Democrito applica, come testimoniano anche alcuni scritti ippocratici a lui molto vicini, questo principio meccanicistico anche alla biologia, alla fisiologia, alla patologia. La circolazione sanguigna si spiega con l’ingegnosissima fisica dell’horror vacui: quando un vuoto si viene a creare nel corpo, gli umori vi affluiscono per risucchio. Tutti i movimenti antigravitazionali dei fluidi corporei si spiegano per riempimento e svuotamento degli organi che regiscono automaticamente ai cambiamenti fisici. È anche possibile guarire un malato estraendo un (supposto) umore dannoso attraverso la pelle. Basta creare artificialmente l’effetto ventosa (coppettazione). Ecco l’origine pseudoscientifica delle coppette della nonna applicate sulla pelle e del fenomeno dei muscoli a pois di Michael Phelps alle Olimpiadi di Rio.

 

Le teorie della materia dei due filoni sono incompatibili tra loro e sono alla base di una opposta visione del mondo. Molto spesso, nel corso dei secoli, quella tensione che produce conoscenza si riproduce: si pensi alla fase vacuista (vuoto negli interstizi tra i corpuscoli) e alla fase pienista (non c’è vuoto negli interstizi tra i corpuscoli) di Galileo che si è formato su Erone, o degli altri grandi corpuscolaristi del ‘600, alle letture contrapposte del fenomeno luminoso (luce discreta in Newton e luce continua in Huygens come nella teoria elettromagnetica di Maxwell) che trovano esplicitazione teorica nella seconda antinomia di Kant (Critica della ragion pura, B 462-463); oppure ancora alla lettura della materia a livello subatomico nella meccanica quantistica della prima metà del ‘900: particelle elementari/quanti oppure onde, o entrambe le cose? Le teorie della materia dei grandi filosofi del passato sono inscindibili dalla loro visione culturale, etica e politica e dalle parole per esprimerla.

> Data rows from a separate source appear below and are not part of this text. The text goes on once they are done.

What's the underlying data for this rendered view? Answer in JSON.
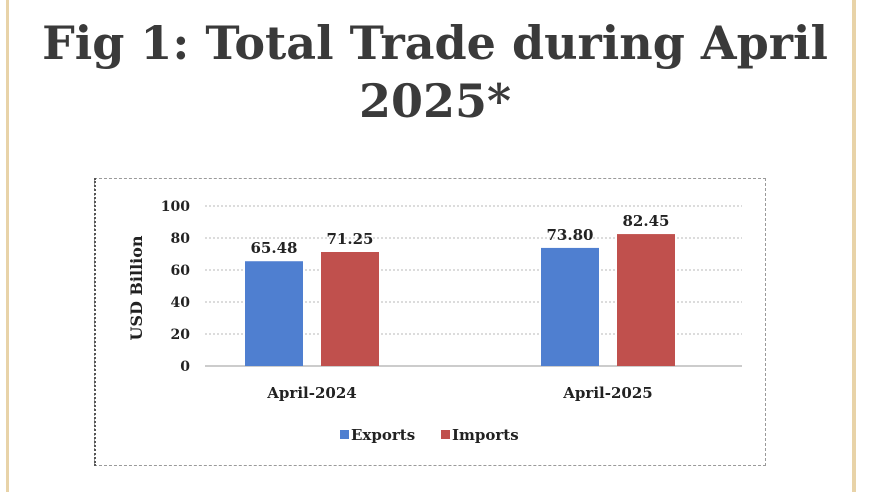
{
  "page": {
    "title_line1": "Fig 1: Total Trade during April",
    "title_line2": "2025*"
  },
  "chart_data": {
    "type": "bar",
    "categories": [
      "April-2024",
      "April-2025"
    ],
    "series": [
      {
        "name": "Exports",
        "values": [
          65.48,
          73.8
        ],
        "labels": [
          "65.48",
          "73.80"
        ],
        "color": "#4f7fd0"
      },
      {
        "name": "Imports",
        "values": [
          71.25,
          82.45
        ],
        "labels": [
          "71.25",
          "82.45"
        ],
        "color": "#c0504d"
      }
    ],
    "ylabel": "USD Billion",
    "ylim": [
      0,
      100
    ],
    "yticks": [
      "0",
      "20",
      "40",
      "60",
      "80",
      "100"
    ],
    "grid": true,
    "legend": "bottom"
  }
}
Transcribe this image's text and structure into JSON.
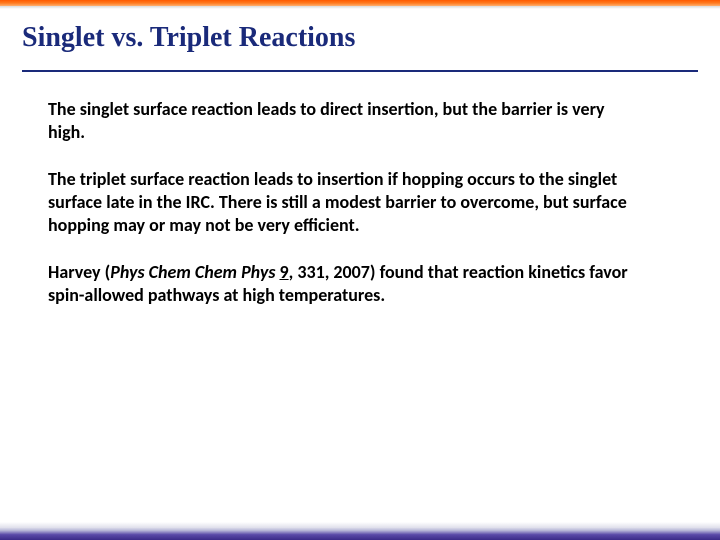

Il sapere è uno e le diverse sue manifestazioni si sono autodefinite in funzione delle altre o in antitesi alle altre.

 

Di recente è nata EpiStoa che intende promuovere, partendo dalla scuola, i grandi valori europei etico-politici degli «human rights, democracy and the rule of law», ma lo fa con sguardo antico promuovendo la conoscenza delle lingue (il greco, il latino) che hanno contribuito a crearli attraverso l’arte, la letteratura e il pensiero scientifico. Ha un nome felice: nasce dalla fusione di epicureismo e stoicismo ma lo si può leggere anche come: EpiStoa («Sulla scuola stoica»), che richiama a sua volta «Episteme» («scienza/conoscenza/sapere»), ma non intende stare seduta a guardare le stratificazioni della Stoà dimenticando il Kepos, la scuola di Epicuro.